Par - le 6 janvier 2017

Cette semaine, pour patienter jusqu’au festival, nous avons interrogé la réalisatrice Marion Poizeau au sujet de son documentaire Into the Sea, sélectionné dans la catégorie Rencontres d’exception. Ce film est l’histoire de trois jeunes femmes qui vont réaliser l’impensable : introduire le surf en Iran. Toutes les trois sont convaincues du pouvoir du sport comme moyen de briser les barrières culturelles.

 

Bonjour Marion, pouvez-vous nous raconter la genèse de ce film ?

Marion PoizeauLa première fois que je suis partie en Iran, c’était en 2010, le 11 septembre 2010 précisément. J’ai posé le pied sur le sol persan pour la première fois. Je devais retrouver la surfeuse irlandaise Easkey Britton et toutes les deux, on avait prévu d’explorer la côte pour savoir si on pouvait surfer. L’idée venait d’un ami qui voyage et qui surfe beaucoup. Il savait qu’il y avait potentiellement des vagues en Iran et surtout que le sport ne se pratiquait pas encore dans le pays. Il a donc organisé le voyage, pris tous les contacts, tout prévu… mais il a raté son avion !

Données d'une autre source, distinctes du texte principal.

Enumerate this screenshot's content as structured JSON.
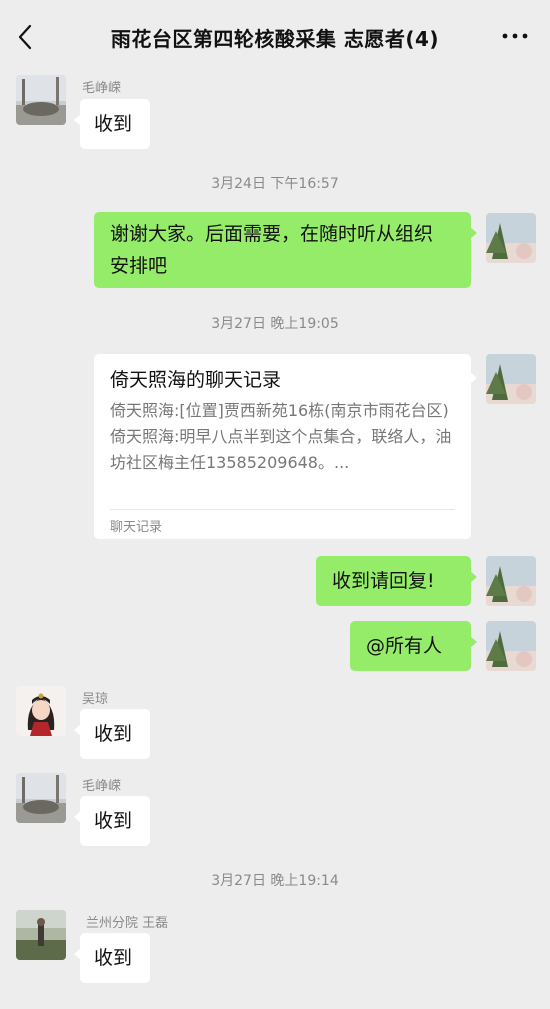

Avec Easkey, on s’est donc rencontrées pour la première fois à Téhéran et on a décidé de continuer l’aventure. C’est comme ça que l’histoire est devenue 100% féminine. La seule région où l’on pouvait trouver des vagues, c’est au Balutchistan dans le sud-est du pays. J’ai fait un petit film de ce premier voyage qui a été vu 1 million de fois sur Internet. On a eu des retours d’Iraniens et d’Iraniennes qui nous demandaient si on pensait revenir.

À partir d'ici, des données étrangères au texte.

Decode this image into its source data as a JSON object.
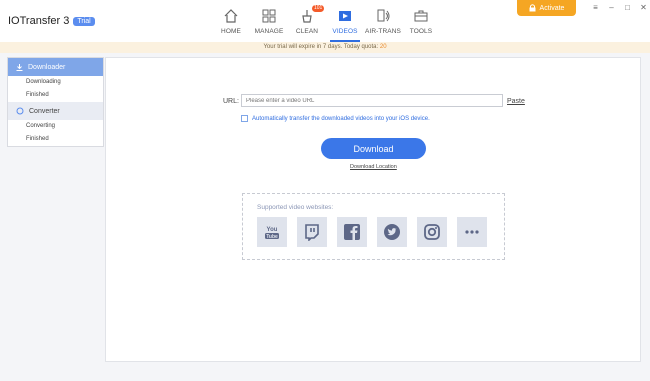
{
  "app": {
    "title": "IOTransfer 3",
    "badge": "Trial"
  },
  "nav": [
    {
      "label": "HOME",
      "icon": "home-icon"
    },
    {
      "label": "MANAGE",
      "icon": "manage-icon"
    },
    {
      "label": "CLEAN",
      "icon": "clean-icon",
      "badge": "101"
    },
    {
      "label": "VIDEOS",
      "icon": "videos-icon",
      "active": true
    },
    {
      "label": "AIR-TRANS",
      "icon": "air-trans-icon"
    },
    {
      "label": "TOOLS",
      "icon": "tools-icon"
    }
  ],
  "activate_label": "Activate",
  "banner": {
    "text": "Your trial will expire in 7 days. Today quota: ",
    "quota": "20"
  },
  "sidebar": {
    "downloader": "Downloader",
    "downloading": "Downloading",
    "finished1": "Finished",
    "converter": "Converter",
    "converting": "Converting",
    "finished2": "Finished"
  },
  "main": {
    "url_label": "URL:",
    "url_placeholder": "Please enter a video URL",
    "paste": "Paste",
    "auto_text": "Automatically transfer the downloaded videos into your iOS device.",
    "download": "Download",
    "download_location": "Download Location",
    "supported_title": "Supported video websites:"
  },
  "sites": [
    "youtube-icon",
    "twitch-icon",
    "facebook-icon",
    "twitter-icon",
    "instagram-icon",
    "more-icon"
  ],
  "colors": {
    "accent": "#3b77e8",
    "activate": "#f5a623",
    "sidebar_active": "#7fa6e8"
  }
}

Alors en 2013, on a décidé de repartir et d’apporter des planches à partager. J’ai voulu allier mes deux passions, le cinéma et le sport, pour faire un long-métrage de cette nouvelle odyssée avec un vrai projet cinématographique.

Into the Sea, de Marion Poizeau

Ce projet 100% féminin met en avant l’action de trois jeunes femmes en Iran. Comment avez-vous été accueillies sur place ?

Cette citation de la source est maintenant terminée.